The court instructed for the defendants, upon this state of the testimony, that ‘ ‘ if the jury believed from the evidence that the plaintiff, upon a settlement with Louis Loos, took the notes offered in evidence as payment in full for the account described in the petition, and executed the receipt read in evidence with the intention of closing the accounts and relying on the notes as security, then they should find for the defendants.”

*152The plaintiff objected to the instruction; and the only question in the case demanding notice arises upon the action of the court in giving it. The objection to the instruction is that there was no evidence upon which to found it. The point is well taken. The mere acceptance of the notes and the giving of the receipt did not constitute such evidence of payment as warranted the court in sending the case to the jury.
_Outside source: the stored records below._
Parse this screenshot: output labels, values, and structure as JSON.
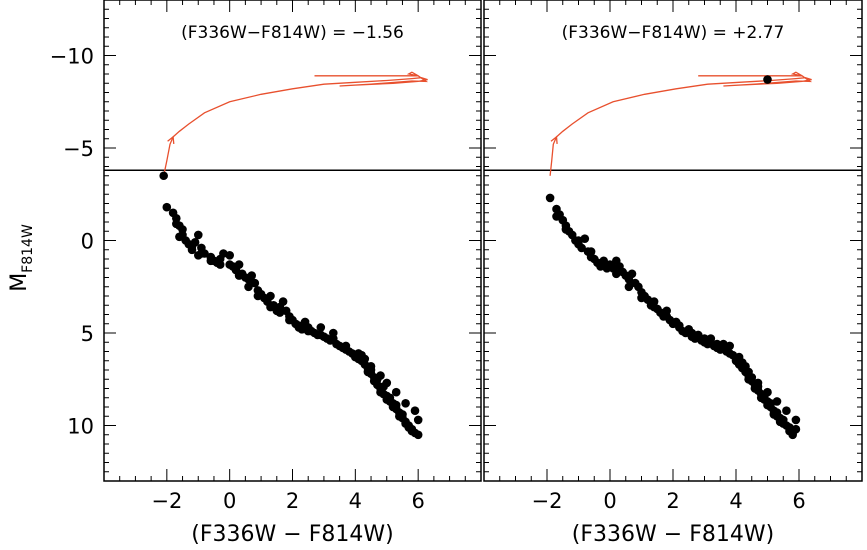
{
  "chart_data": {
    "type": "scatter",
    "ylabel": "M",
    "ylabel_sub": "F814W",
    "ylim": [
      13,
      -13
    ],
    "yticks": [
      {
        "value": -10,
        "label": "−10"
      },
      {
        "value": -5,
        "label": "−5"
      },
      {
        "value": 0,
        "label": "0"
      },
      {
        "value": 5,
        "label": "5"
      },
      {
        "value": 10,
        "label": "10"
      }
    ],
    "hline": -3.8,
    "track_color": "#e8502e",
    "marker_color": "#000000",
    "panels": [
      {
        "title": "(F336W−F814W) = −1.56",
        "xlabel": "(F336W − F814W)",
        "xlim": [
          -4,
          8
        ],
        "xticks": [
          {
            "value": -2,
            "label": "−2"
          },
          {
            "value": 0,
            "label": "0"
          },
          {
            "value": 2,
            "label": "2"
          },
          {
            "value": 4,
            "label": "4"
          },
          {
            "value": 6,
            "label": "6"
          }
        ],
        "highlight": {
          "x": -2.1,
          "y": -3.5
        },
        "track": [
          [
            -2.1,
            -3.5
          ],
          [
            -2.0,
            -4.3
          ],
          [
            -1.9,
            -5.2
          ],
          [
            -1.8,
            -5.6
          ],
          [
            -1.6,
            -5.9
          ],
          [
            -1.3,
            -6.3
          ],
          [
            -0.8,
            -6.9
          ],
          [
            0.0,
            -7.5
          ],
          [
            1.0,
            -7.9
          ],
          [
            2.0,
            -8.2
          ],
          [
            3.0,
            -8.45
          ],
          [
            4.0,
            -8.55
          ],
          [
            5.0,
            -8.65
          ],
          [
            5.8,
            -8.75
          ],
          [
            6.1,
            -8.8
          ],
          [
            6.3,
            -8.7
          ],
          [
            6.0,
            -8.6
          ],
          [
            5.2,
            -8.5
          ],
          [
            4.0,
            -8.4
          ],
          [
            3.5,
            -8.35
          ],
          [
            4.5,
            -8.45
          ],
          [
            5.8,
            -8.62
          ],
          [
            6.25,
            -8.6
          ],
          [
            6.0,
            -8.9
          ],
          [
            5.8,
            -9.1
          ],
          [
            5.7,
            -9.0
          ],
          [
            6.0,
            -8.9
          ],
          [
            5.0,
            -8.9
          ],
          [
            4.0,
            -8.9
          ],
          [
            2.7,
            -8.9
          ]
        ],
        "stars": [
          [
            -2.0,
            -1.8
          ],
          [
            -1.8,
            -1.5
          ],
          [
            -1.7,
            -1.2
          ],
          [
            -1.6,
            -0.8
          ],
          [
            -1.5,
            -0.6
          ],
          [
            -1.6,
            -0.2
          ],
          [
            -1.4,
            0.0
          ],
          [
            -1.3,
            0.2
          ],
          [
            -1.2,
            0.5
          ],
          [
            -1.1,
            0.1
          ],
          [
            -1.0,
            0.8
          ],
          [
            -1.0,
            -0.3
          ],
          [
            -0.9,
            0.4
          ],
          [
            -0.8,
            0.7
          ],
          [
            -0.6,
            0.9
          ],
          [
            -0.5,
            1.1
          ],
          [
            -0.4,
            1.2
          ],
          [
            -0.3,
            1.0
          ],
          [
            -0.2,
            0.7
          ],
          [
            0.0,
            0.8
          ],
          [
            0.1,
            1.4
          ],
          [
            0.2,
            1.6
          ],
          [
            0.3,
            1.3
          ],
          [
            0.4,
            1.8
          ],
          [
            0.5,
            2.0
          ],
          [
            0.6,
            2.1
          ],
          [
            0.7,
            1.9
          ],
          [
            0.8,
            2.3
          ],
          [
            0.9,
            2.7
          ],
          [
            1.0,
            2.9
          ],
          [
            1.1,
            3.1
          ],
          [
            1.2,
            3.3
          ],
          [
            1.3,
            3.0
          ],
          [
            1.4,
            3.5
          ],
          [
            1.5,
            3.8
          ],
          [
            1.6,
            3.6
          ],
          [
            1.7,
            3.3
          ],
          [
            1.8,
            3.8
          ],
          [
            1.9,
            4.1
          ],
          [
            2.0,
            4.3
          ],
          [
            2.1,
            4.5
          ],
          [
            2.2,
            4.6
          ],
          [
            2.3,
            4.8
          ],
          [
            2.4,
            4.4
          ],
          [
            2.5,
            4.7
          ],
          [
            2.6,
            4.9
          ],
          [
            2.7,
            5.0
          ],
          [
            2.8,
            5.1
          ],
          [
            2.9,
            4.7
          ],
          [
            3.0,
            5.2
          ],
          [
            3.1,
            5.3
          ],
          [
            3.2,
            5.4
          ],
          [
            3.3,
            5.0
          ],
          [
            3.4,
            5.6
          ],
          [
            3.5,
            5.7
          ],
          [
            3.6,
            5.8
          ],
          [
            3.7,
            5.9
          ],
          [
            3.8,
            6.0
          ],
          [
            3.9,
            6.1
          ],
          [
            4.0,
            6.3
          ],
          [
            4.1,
            6.4
          ],
          [
            4.2,
            6.5
          ],
          [
            4.2,
            6.2
          ],
          [
            4.3,
            6.7
          ],
          [
            4.4,
            6.9
          ],
          [
            4.4,
            7.1
          ],
          [
            4.5,
            7.2
          ],
          [
            4.5,
            7.0
          ],
          [
            4.6,
            7.4
          ],
          [
            4.6,
            7.6
          ],
          [
            4.7,
            7.8
          ],
          [
            4.7,
            7.5
          ],
          [
            4.8,
            8.0
          ],
          [
            4.8,
            8.2
          ],
          [
            4.9,
            7.9
          ],
          [
            4.9,
            8.3
          ],
          [
            5.0,
            8.4
          ],
          [
            5.0,
            8.6
          ],
          [
            5.1,
            8.7
          ],
          [
            5.1,
            8.5
          ],
          [
            5.2,
            8.8
          ],
          [
            5.2,
            9.0
          ],
          [
            5.3,
            9.1
          ],
          [
            5.3,
            8.9
          ],
          [
            5.4,
            9.3
          ],
          [
            5.4,
            9.5
          ],
          [
            5.5,
            9.6
          ],
          [
            5.5,
            9.4
          ],
          [
            5.6,
            9.8
          ],
          [
            5.6,
            9.9
          ],
          [
            5.7,
            10.0
          ],
          [
            5.7,
            10.1
          ],
          [
            5.8,
            10.2
          ],
          [
            5.8,
            10.3
          ],
          [
            5.9,
            10.4
          ],
          [
            6.0,
            10.5
          ],
          [
            6.0,
            9.7
          ],
          [
            5.9,
            9.2
          ],
          [
            5.6,
            8.8
          ],
          [
            5.3,
            8.2
          ],
          [
            5.0,
            7.7
          ],
          [
            4.8,
            7.3
          ],
          [
            4.5,
            6.8
          ],
          [
            4.3,
            6.4
          ],
          [
            4.1,
            6.1
          ],
          [
            3.7,
            5.7
          ],
          [
            3.3,
            5.3
          ],
          [
            2.9,
            5.1
          ],
          [
            2.5,
            4.9
          ],
          [
            2.2,
            4.7
          ],
          [
            1.9,
            4.3
          ],
          [
            1.6,
            3.9
          ],
          [
            1.3,
            3.6
          ],
          [
            0.9,
            3.0
          ],
          [
            0.6,
            2.5
          ],
          [
            0.3,
            1.9
          ],
          [
            0.0,
            1.3
          ],
          [
            -0.3,
            1.3
          ],
          [
            -0.6,
            1.1
          ],
          [
            -0.9,
            0.7
          ],
          [
            -1.2,
            0.3
          ],
          [
            -1.5,
            -0.3
          ],
          [
            -1.7,
            -0.9
          ]
        ]
      },
      {
        "title": "(F336W−F814W) = +2.77",
        "xlabel": "(F336W − F814W)",
        "xlim": [
          -4,
          8
        ],
        "xticks": [
          {
            "value": -2,
            "label": "−2"
          },
          {
            "value": 0,
            "label": "0"
          },
          {
            "value": 2,
            "label": "2"
          },
          {
            "value": 4,
            "label": "4"
          },
          {
            "value": 6,
            "label": "6"
          }
        ],
        "highlight": {
          "x": 5.0,
          "y": -8.7
        },
        "track": [
          [
            -1.9,
            -3.5
          ],
          [
            -1.85,
            -4.3
          ],
          [
            -1.8,
            -5.2
          ],
          [
            -1.7,
            -5.6
          ],
          [
            -1.5,
            -5.9
          ],
          [
            -1.2,
            -6.3
          ],
          [
            -0.7,
            -6.9
          ],
          [
            0.1,
            -7.5
          ],
          [
            1.1,
            -7.9
          ],
          [
            2.1,
            -8.2
          ],
          [
            3.1,
            -8.45
          ],
          [
            4.1,
            -8.55
          ],
          [
            5.1,
            -8.65
          ],
          [
            5.9,
            -8.75
          ],
          [
            6.2,
            -8.8
          ],
          [
            6.4,
            -8.7
          ],
          [
            6.1,
            -8.6
          ],
          [
            5.3,
            -8.5
          ],
          [
            4.1,
            -8.4
          ],
          [
            3.6,
            -8.35
          ],
          [
            4.6,
            -8.45
          ],
          [
            5.9,
            -8.62
          ],
          [
            6.35,
            -8.6
          ],
          [
            6.1,
            -8.9
          ],
          [
            5.9,
            -9.1
          ],
          [
            5.8,
            -9.0
          ],
          [
            6.1,
            -8.9
          ],
          [
            5.1,
            -8.9
          ],
          [
            4.1,
            -8.9
          ],
          [
            2.8,
            -8.9
          ]
        ],
        "stars": [
          [
            -1.9,
            -2.3
          ],
          [
            -1.7,
            -1.7
          ],
          [
            -1.6,
            -1.4
          ],
          [
            -1.5,
            -1.1
          ],
          [
            -1.4,
            -0.8
          ],
          [
            -1.3,
            -0.5
          ],
          [
            -1.2,
            -0.3
          ],
          [
            -1.1,
            0.0
          ],
          [
            -1.0,
            0.2
          ],
          [
            -0.9,
            0.4
          ],
          [
            -0.8,
            -0.1
          ],
          [
            -0.7,
            0.6
          ],
          [
            -0.6,
            0.9
          ],
          [
            -0.5,
            1.0
          ],
          [
            -0.4,
            1.2
          ],
          [
            -0.3,
            1.4
          ],
          [
            -0.2,
            1.1
          ],
          [
            -0.1,
            1.5
          ],
          [
            0.0,
            1.3
          ],
          [
            0.1,
            1.5
          ],
          [
            0.2,
            1.1
          ],
          [
            0.3,
            1.4
          ],
          [
            0.4,
            1.7
          ],
          [
            0.5,
            1.9
          ],
          [
            0.6,
            2.1
          ],
          [
            0.7,
            1.8
          ],
          [
            0.8,
            2.3
          ],
          [
            0.9,
            2.5
          ],
          [
            1.0,
            2.8
          ],
          [
            1.1,
            3.0
          ],
          [
            1.2,
            3.2
          ],
          [
            1.3,
            3.5
          ],
          [
            1.4,
            3.3
          ],
          [
            1.5,
            3.7
          ],
          [
            1.6,
            3.9
          ],
          [
            1.7,
            4.1
          ],
          [
            1.8,
            3.8
          ],
          [
            1.9,
            4.3
          ],
          [
            2.0,
            4.5
          ],
          [
            2.1,
            4.4
          ],
          [
            2.2,
            4.7
          ],
          [
            2.3,
            4.9
          ],
          [
            2.4,
            5.0
          ],
          [
            2.5,
            4.8
          ],
          [
            2.6,
            5.2
          ],
          [
            2.7,
            5.3
          ],
          [
            2.8,
            5.1
          ],
          [
            2.9,
            5.4
          ],
          [
            3.0,
            5.5
          ],
          [
            3.1,
            5.6
          ],
          [
            3.2,
            5.3
          ],
          [
            3.3,
            5.7
          ],
          [
            3.4,
            5.8
          ],
          [
            3.5,
            5.9
          ],
          [
            3.6,
            5.6
          ],
          [
            3.7,
            6.0
          ],
          [
            3.8,
            5.7
          ],
          [
            3.9,
            6.2
          ],
          [
            4.0,
            6.5
          ],
          [
            4.1,
            6.7
          ],
          [
            4.1,
            6.3
          ],
          [
            4.2,
            6.9
          ],
          [
            4.3,
            7.1
          ],
          [
            4.3,
            6.8
          ],
          [
            4.4,
            7.3
          ],
          [
            4.4,
            7.5
          ],
          [
            4.5,
            7.6
          ],
          [
            4.5,
            7.4
          ],
          [
            4.6,
            7.8
          ],
          [
            4.6,
            8.0
          ],
          [
            4.7,
            8.1
          ],
          [
            4.7,
            7.9
          ],
          [
            4.8,
            8.3
          ],
          [
            4.8,
            8.5
          ],
          [
            4.9,
            8.6
          ],
          [
            4.9,
            8.4
          ],
          [
            5.0,
            8.7
          ],
          [
            5.0,
            8.9
          ],
          [
            5.1,
            9.0
          ],
          [
            5.1,
            8.8
          ],
          [
            5.2,
            9.2
          ],
          [
            5.2,
            9.4
          ],
          [
            5.3,
            9.5
          ],
          [
            5.3,
            9.3
          ],
          [
            5.4,
            9.6
          ],
          [
            5.4,
            9.8
          ],
          [
            5.5,
            9.9
          ],
          [
            5.5,
            9.7
          ],
          [
            5.6,
            10.0
          ],
          [
            5.7,
            10.1
          ],
          [
            5.7,
            10.3
          ],
          [
            5.8,
            10.4
          ],
          [
            5.8,
            10.5
          ],
          [
            5.9,
            10.2
          ],
          [
            5.9,
            9.7
          ],
          [
            5.6,
            9.2
          ],
          [
            5.3,
            8.7
          ],
          [
            5.0,
            8.2
          ],
          [
            4.7,
            7.7
          ],
          [
            4.4,
            7.1
          ],
          [
            4.2,
            6.6
          ],
          [
            3.8,
            6.1
          ],
          [
            3.4,
            5.6
          ],
          [
            3.0,
            5.3
          ],
          [
            2.6,
            5.0
          ],
          [
            2.2,
            4.6
          ],
          [
            1.8,
            4.1
          ],
          [
            1.4,
            3.6
          ],
          [
            1.0,
            3.1
          ],
          [
            0.6,
            2.5
          ],
          [
            0.2,
            1.8
          ],
          [
            -0.2,
            1.2
          ],
          [
            -0.6,
            0.6
          ],
          [
            -1.0,
            0.0
          ],
          [
            -1.4,
            -0.6
          ],
          [
            -1.7,
            -1.3
          ]
        ]
      }
    ]
  }
}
In other words, the acceptance of the notes and the giving of the receipt did not make even a prima facie case of payment.

The case at bar can not be distinguished in principle from that of McMurray v. Taylor, 30 Mo. 263, where it was held that the acceptance of the debtor’s note for the amount due on an open account, and receipting for it, as taken in settlement of the account, did not constitute such evidence of payment as warranted the submission of the cause to the jury. In Frisbie v. Larned, 21 Wend. 452, Cowen, J., in discussing this subject, said: “The case is different from that where a party gives his own note for his own debt, which is accepted as in full. There, on default of payment, the creditor has his election to go back to the original cause of action on surrendering the note to be canceled. The note, in such cases, is not even prima facie satisfaction; but it is otherwise of a note against a third person transferred by the debtor, or a note procured from a third person as surety and accepted as satisfaction.” This undoubtedly is a correct statement of the current doctrines governing transactions of the character mentioned, and harmonizes with the decision in McMurray v. Taylor. (See also 2 Pars, on Cont. 624; Sto. on Prom. Notes, § 104, 5th ed.; Peters v. Beverly, 10 Pet. 567.)

The judgment must be reversed and the cause remanded.

Judge Bliss concurs. Judge Wagner absent.